Falls er einen Nerv getroffen hatte, dann konnte sie es verdammt gut verbergen. »Unsere Vergangenheit hat nichts damit zu tun, wie ich diesen Fall sehe oder die Ermittlungen führen werde. Außerdem sind zehn Jahre eine lange Zeit, Dan. Ich bin sicher, dein Ego versteht, dass ich nicht die ganze Zeit Trübsal geblasen und mich gefragt habe, wann ich dich wiedersehe.«
Ein ärgerliches Zucken begann an seinem Kinn. Er lockerte die zusammengebissenen Zähne und zwang sich mit Mühe zur Selbstbeherrschung. »In diesem Fall sind meine Gefühle für Annette ja wohl irrelevant, oder nicht?«
Sie zuckte die Achseln. »Das muss sich noch zeigen. So wie du und ihr Mann gestern aufeinander losgegangen seid, kann ich das jetzt noch nicht mit Sicherheit sagen.«
Runter mit den Samthandschuhen. »Brandon Denton ist ein aufgeblasenes Arschloch, der nie Zeit für seine Tochter hatte, und jetzt, da sie weg ist, will er den liebenden, besorgten Vater spielen.
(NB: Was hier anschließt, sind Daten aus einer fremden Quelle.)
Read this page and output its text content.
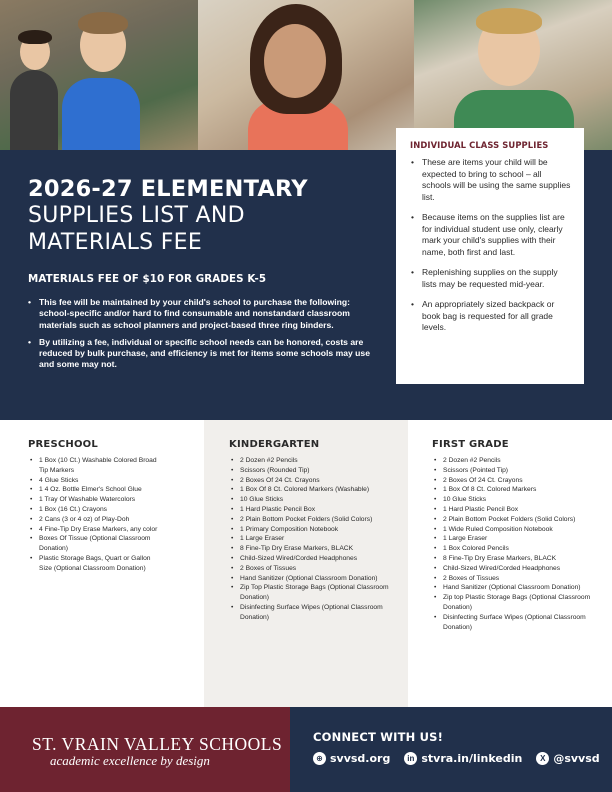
2026-27 ELEMENTARY
SUPPLIES LIST AND
MATERIALS FEE
MATERIALS FEE OF $10 FOR GRADES K-5
• This fee will be maintained by your child's school to purchase the following: school-specific and/or hard to find consumable and nonstandard classroom materials such as school planners and project-based three ring binders.
• By utilizing a fee, individual or specific school needs can be honored, costs are reduced by bulk purchase, and efficiency is met for items some schools may use and some may not.
INDIVIDUAL CLASS SUPPLIES
• These are items your child will be expected to bring to school – all schools will be using the same supplies list.
• Because items on the supplies list are for individual student use only, clearly mark your child's supplies with their name, both first and last.
• Replenishing supplies on the supply lists may be requested mid-year.
• An appropriately sized backpack or book bag is requested for all grade levels.
PRESCHOOL
• 1 Box (10 Ct.) Washable Colored Broad Tip Markers
• 4 Glue Sticks
• 1 4 Oz. Bottle Elmer's School Glue
• 1 Tray Of Washable Watercolors
• 1 Box (16 Ct.) Crayons
• 2 Cans (3 or 4 oz) of Play-Doh
• 4 Fine-Tip Dry Erase Markers, any color
• Boxes Of Tissue (Optional Classroom Donation)
• Plastic Storage Bags, Quart or Gallon Size (Optional Classroom Donation)
KINDERGARTEN
• 2 Dozen #2 Pencils
• Scissors (Rounded Tip)
• 2 Boxes Of 24 Ct. Crayons
• 1 Box Of 8 Ct. Colored Markers (Washable)
• 10 Glue Sticks
• 1 Hard Plastic Pencil Box
• 2 Plain Bottom Pocket Folders (Solid Colors)
• 1 Primary Composition Notebook
• 1 Large Eraser
• 8 Fine-Tip Dry Erase Markers, BLACK
• Child-Sized Wired/Corded Headphones
• 2 Boxes of Tissues
• Hand Sanitizer (Optional Classroom Donation)
• Zip Top Plastic Storage Bags (Optional Classroom Donation)
• Disinfecting Surface Wipes (Optional Classroom Donation)
FIRST GRADE
• 2 Dozen #2 Pencils
• Scissors (Pointed Tip)
• 2 Boxes Of 24 Ct. Crayons
• 1 Box Of 8 Ct. Colored Markers
• 10 Glue Sticks
• 1 Hard Plastic Pencil Box
• 2 Plain Bottom Pocket Folders (Solid Colors)
• 1 Wide Ruled Composition Notebook
• 1 Large Eraser
• 1 Box Colored Pencils
• 8 Fine-Tip Dry Erase Markers, BLACK
• Child-Sized Wired/Corded Headphones
• 2 Boxes of Tissues
• Hand Sanitizer (Optional Classroom Donation)
• Zip top Plastic Storage Bags (Optional Classroom Donation)
• Disinfecting Surface Wipes (Optional Classroom Donation)
ST. VRAIN VALLEY SCHOOLS
academic excellence by design
CONNECT WITH US!
⊕ svvsd.org	in stvra.in/linkedin	X @svvsd
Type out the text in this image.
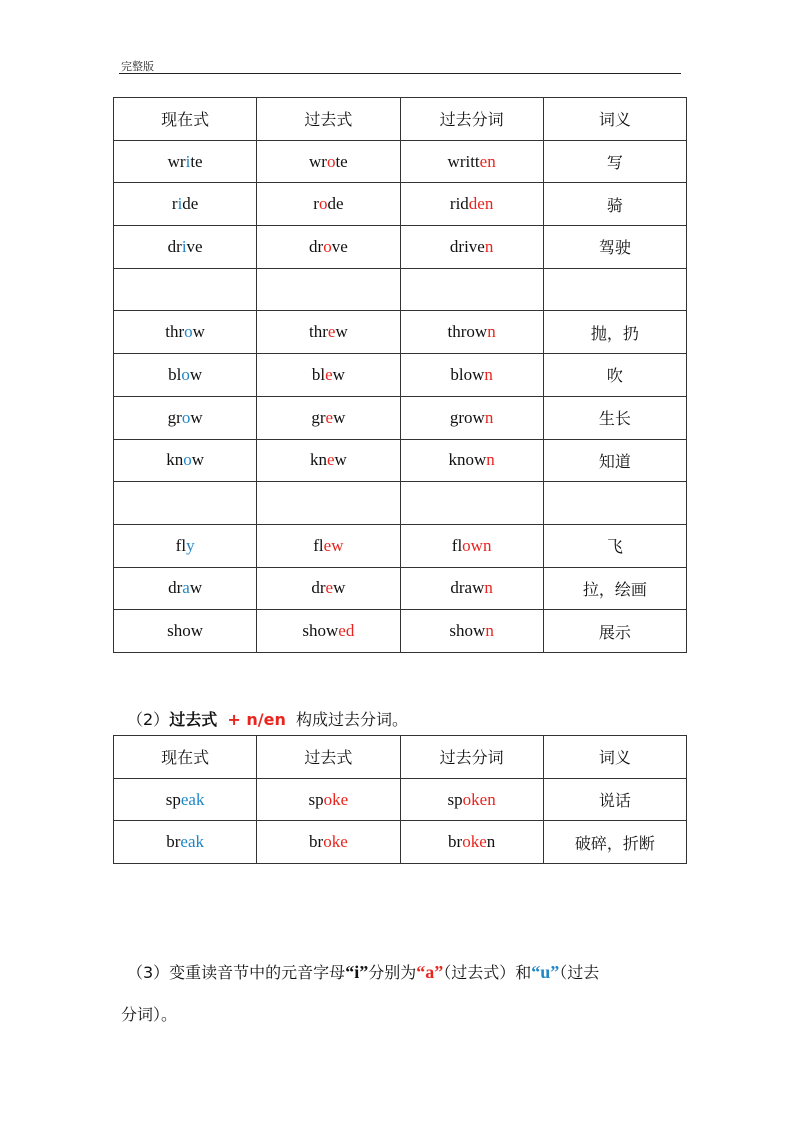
完整版
现在式	过去式	过去分词	词义
write	wrote	written	写
ride	rode	ridden	骑
drive	drove	driven	驾驶

throw	threw	thrown	抛，扔
blow	blew	blown	吹
grow	grew	grown	生长
know	knew	known	知道

fly	flew	flown	飞
draw	drew	drawn	拉，绘画
show	showed	shown	展示
（2）过去式 + n/en 构成过去分词。
现在式	过去式	过去分词	词义
speak	spoke	spoken	说话
break	broke	broken	破碎，折断
（3）变重读音节中的元音字母“i”分别为“a”（过去式）和“u”（过去
分词）。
Von ihm werde ich sicher nicht meine beruflichen Fähigkeiten in Zweifel ziehen lassen.«
Jess warf ihm einen von diesen Blicken zu. Einen Blick, der sagte, dass sie sich bestätigt fand. »Ich kann verstehen, warum dir seine Meinung wichtig ist, obwohl er nur ein Zivilist ist, sich wahrscheinlich von seinen Gefühlen leiten lässt und keine Ahnung von den Pflichten deines Amtes hat. Da ist es nur verständlich, dass es auch bei dir starke Gefühle weckt, wenn er dich infrage stellt.«
Die Tatsache, dass sie recht hatte, machte keinerlei Unterschied. Er wurde wütend. »Du meinst, so wie deine Gefühle, deine Situation beim FBI betreffend, deine Entscheidungen in diesem Fall unmöglich beeinflussen können?«
Als ihre Augen sich leicht weiteten, wusste er, dass Patterson zumindest teilweise richtig lag. Oh, Mist. Dan hielt die Hände hoch. »Hören wir auf. Ich hätte das nicht sagen dürfen.«
Jede Gefühlsregung schwand aus ihrem Gesicht. »Aber du hast es gesagt, nicht wahr? Du wolltest mich treffen. Gute Arbeit, Chief.«
Verdammt. »Jess –«
»Ich habe Scheiße gebaut.« Ihre Tasche glitt zu Boden. Sie bückte sich, stopfte Notizblock und Stift hinein und richtete sich dann wieder auf, um ihm direkt in die Augen zu sehen. »Ich hielt mich für unfehlbar. Schließlich hatte ich in zwölf Jahren als Profiler nicht ein einziges Mal falsch gelegen. Meine Analysen stimmten immer haargenau. Der Täter wurde immer gefasst. Meine Fälle wurden immer erfolgreich abgeschlossen.«
Ein weiteres teilnahmsloses, einseitiges Schulterzucken überbrückte die kurze Stille.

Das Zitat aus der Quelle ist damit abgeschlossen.